Abstract from my September 2020 master's dissertation:

An investigation was conducted into a 40 GB, 326 million record event dataset. This dataset contained anonymised event information representing performance, availability and security issues of 172,000 network devices from approximately 150 different customers. It was hypothesised that network device event data gathered from one customer environment could be used to predict events in another customer environment. After analysis of the dataset, a binary model was developed to predict when a process might request too much compute resources on a device. The model was developed on one set of customer data and tested on another unseen set of customer data. The Matthews correlation coefficient for the model on the unseen test data was 0.66, the F1 score was 0.72, and the False Negative rate was 27%. This was a substantial improvement over a model with no skill.

If you need something to read before you go to sleep, the full dissertation is at dissertation.pdf

1. Data

   • /data/data1k.csv
   • /data/data1m.csv
   • /data/long_cpu_hog_prod126.csv

2. Graphs

   • /code/graphs.R - some of this won't work because of MySQL dependency

3. Data Preparation - needs MySQL DB

   • /code/script1.sql
   • /code/script2.sql

4. Data Manipulation

   • /code/data_prep_cpu_hog-exp1.r
   • /code/data_prep_cpu_hog-exp2.r
   • /code/data_prep-exp3.r

5. Train and Test

   • /code/multivariate_cpu_hog_labels.ipynb
   • /code/multivariate_cpu_hog_module.ipynb
   • /code/xgboost_exp3.ipynb

Does my code really work? Try it here:

1. Download and unzip the data files (You'll need an app that handles split zipped files; I used PeaZIP)
2. Run graphs.R files (some parts won't work because of the RStudio MySQL DB connector dependency)
3. Run Data Manipulation Code
4. Run Train & Test Code (you may need to make some edits if you don't have NVIDIA CUDA installed)

Some example graphs from the paper.

Conslusions from the dissertation:

To summarise, a machine learning classifier was developed for predicting a CPU hogging issue using a network event dataset. This data was generated by the Connected TAC service provided by Cisco Systems. The classifier was trained on one set of customer data and tested on an unseen set of data from other customer’s environments. Even though that dataset was not developed specifically for event prediction, the classifier was found to have some efficacy in predicting CPU hogging events.

The current classifier would need to be refined and developed further prior to production. However, if implemented in real-time, a crowdsourced prediction classifier could potentially be used to complement the existing knowledge-based Connected TAC service.

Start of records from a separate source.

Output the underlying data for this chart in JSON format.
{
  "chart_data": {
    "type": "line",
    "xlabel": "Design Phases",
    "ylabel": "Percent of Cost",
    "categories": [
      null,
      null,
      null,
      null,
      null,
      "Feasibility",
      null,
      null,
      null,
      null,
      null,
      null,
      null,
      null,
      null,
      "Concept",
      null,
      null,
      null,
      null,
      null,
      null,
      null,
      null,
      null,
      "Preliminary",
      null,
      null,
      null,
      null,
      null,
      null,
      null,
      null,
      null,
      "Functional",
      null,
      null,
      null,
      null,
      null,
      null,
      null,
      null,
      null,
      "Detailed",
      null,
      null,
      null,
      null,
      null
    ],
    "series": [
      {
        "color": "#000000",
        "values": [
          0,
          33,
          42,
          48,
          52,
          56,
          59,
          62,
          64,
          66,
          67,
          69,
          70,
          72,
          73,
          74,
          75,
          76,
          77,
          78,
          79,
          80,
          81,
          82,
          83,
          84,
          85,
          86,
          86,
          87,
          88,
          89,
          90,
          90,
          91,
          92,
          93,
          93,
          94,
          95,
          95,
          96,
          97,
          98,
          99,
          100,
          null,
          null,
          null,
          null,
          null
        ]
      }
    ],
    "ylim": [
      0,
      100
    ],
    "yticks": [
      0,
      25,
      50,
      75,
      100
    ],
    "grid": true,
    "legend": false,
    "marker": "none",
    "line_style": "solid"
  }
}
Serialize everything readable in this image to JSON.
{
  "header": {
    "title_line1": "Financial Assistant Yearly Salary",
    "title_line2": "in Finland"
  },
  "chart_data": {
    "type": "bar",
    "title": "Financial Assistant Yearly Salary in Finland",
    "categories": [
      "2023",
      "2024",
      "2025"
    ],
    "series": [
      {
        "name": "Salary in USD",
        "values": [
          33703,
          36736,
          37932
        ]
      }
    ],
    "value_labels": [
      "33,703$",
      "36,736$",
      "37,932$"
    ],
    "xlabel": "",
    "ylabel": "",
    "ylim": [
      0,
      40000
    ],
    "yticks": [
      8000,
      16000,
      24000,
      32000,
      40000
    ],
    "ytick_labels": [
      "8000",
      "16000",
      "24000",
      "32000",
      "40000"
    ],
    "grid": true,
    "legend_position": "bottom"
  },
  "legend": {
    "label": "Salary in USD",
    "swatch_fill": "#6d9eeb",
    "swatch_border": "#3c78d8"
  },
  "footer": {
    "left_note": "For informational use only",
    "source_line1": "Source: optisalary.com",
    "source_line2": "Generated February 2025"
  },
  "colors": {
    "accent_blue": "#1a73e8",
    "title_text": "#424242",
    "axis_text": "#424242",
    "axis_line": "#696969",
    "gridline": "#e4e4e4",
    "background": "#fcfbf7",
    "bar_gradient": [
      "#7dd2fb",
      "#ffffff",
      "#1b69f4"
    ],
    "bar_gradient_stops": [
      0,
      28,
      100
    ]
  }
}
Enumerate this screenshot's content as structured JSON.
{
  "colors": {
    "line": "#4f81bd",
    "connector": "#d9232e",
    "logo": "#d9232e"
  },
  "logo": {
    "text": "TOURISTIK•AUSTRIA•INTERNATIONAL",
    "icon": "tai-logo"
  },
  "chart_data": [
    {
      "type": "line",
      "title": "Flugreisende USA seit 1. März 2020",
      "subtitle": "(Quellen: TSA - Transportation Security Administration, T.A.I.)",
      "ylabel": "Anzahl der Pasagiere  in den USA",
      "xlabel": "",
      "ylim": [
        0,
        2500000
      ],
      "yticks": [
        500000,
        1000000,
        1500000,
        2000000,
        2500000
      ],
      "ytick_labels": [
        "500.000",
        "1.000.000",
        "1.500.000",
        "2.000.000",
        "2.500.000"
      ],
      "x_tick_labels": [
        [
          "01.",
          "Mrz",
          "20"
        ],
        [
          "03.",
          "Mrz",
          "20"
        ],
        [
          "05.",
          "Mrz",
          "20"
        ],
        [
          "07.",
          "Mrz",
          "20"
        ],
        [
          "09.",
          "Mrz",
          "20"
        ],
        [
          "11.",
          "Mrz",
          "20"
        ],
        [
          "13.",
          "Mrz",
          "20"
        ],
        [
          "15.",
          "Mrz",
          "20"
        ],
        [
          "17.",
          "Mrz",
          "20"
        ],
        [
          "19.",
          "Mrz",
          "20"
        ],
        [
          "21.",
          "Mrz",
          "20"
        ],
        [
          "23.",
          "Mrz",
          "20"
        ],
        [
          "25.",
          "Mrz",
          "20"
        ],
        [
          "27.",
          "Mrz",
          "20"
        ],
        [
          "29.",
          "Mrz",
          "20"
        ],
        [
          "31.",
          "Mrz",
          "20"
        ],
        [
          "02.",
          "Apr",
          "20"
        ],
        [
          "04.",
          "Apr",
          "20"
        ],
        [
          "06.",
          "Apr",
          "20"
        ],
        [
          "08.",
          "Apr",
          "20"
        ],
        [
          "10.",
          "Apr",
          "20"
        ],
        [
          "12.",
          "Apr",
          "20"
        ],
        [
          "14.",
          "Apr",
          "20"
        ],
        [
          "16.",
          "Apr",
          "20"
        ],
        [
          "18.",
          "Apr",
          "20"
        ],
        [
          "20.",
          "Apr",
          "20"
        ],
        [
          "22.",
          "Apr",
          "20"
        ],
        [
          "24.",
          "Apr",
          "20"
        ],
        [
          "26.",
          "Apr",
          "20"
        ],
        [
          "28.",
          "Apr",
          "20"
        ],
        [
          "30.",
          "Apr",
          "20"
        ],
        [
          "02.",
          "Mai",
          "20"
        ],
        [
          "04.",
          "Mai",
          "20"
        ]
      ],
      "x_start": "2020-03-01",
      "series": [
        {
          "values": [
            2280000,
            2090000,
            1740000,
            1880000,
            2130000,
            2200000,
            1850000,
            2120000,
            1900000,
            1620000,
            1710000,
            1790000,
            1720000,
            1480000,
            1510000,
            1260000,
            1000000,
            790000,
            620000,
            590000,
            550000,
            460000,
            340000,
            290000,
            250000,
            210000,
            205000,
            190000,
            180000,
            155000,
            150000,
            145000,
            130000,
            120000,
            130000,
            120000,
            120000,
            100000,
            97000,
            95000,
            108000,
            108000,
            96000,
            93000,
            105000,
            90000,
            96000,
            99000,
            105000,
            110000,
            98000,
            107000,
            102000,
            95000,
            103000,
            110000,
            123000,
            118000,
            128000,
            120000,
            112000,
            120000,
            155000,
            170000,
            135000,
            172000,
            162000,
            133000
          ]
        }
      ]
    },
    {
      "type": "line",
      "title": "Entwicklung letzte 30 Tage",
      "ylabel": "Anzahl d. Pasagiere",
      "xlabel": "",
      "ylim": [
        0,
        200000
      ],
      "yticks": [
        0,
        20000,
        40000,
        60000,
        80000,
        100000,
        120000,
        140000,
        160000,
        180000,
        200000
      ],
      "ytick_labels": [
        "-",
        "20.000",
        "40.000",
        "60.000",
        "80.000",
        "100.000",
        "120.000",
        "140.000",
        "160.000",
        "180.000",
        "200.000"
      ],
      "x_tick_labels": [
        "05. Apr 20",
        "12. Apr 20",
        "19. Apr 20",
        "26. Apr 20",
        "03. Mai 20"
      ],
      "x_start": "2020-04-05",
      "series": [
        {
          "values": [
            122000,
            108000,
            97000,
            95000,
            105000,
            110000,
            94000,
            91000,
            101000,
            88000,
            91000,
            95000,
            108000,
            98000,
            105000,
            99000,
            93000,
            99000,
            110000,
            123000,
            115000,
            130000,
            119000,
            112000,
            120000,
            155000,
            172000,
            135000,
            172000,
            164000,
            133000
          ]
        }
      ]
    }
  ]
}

In addition, it is hypothesised that the methodology could be extended to other devices and other external performance-related issues, such as memory. However, it is unknown if it could be applied to internal issues like configuration errors. Perhaps approaches like process mining, which attempts to discover dependencies between events, might be more successful in exposing those dependencies with configuration errors.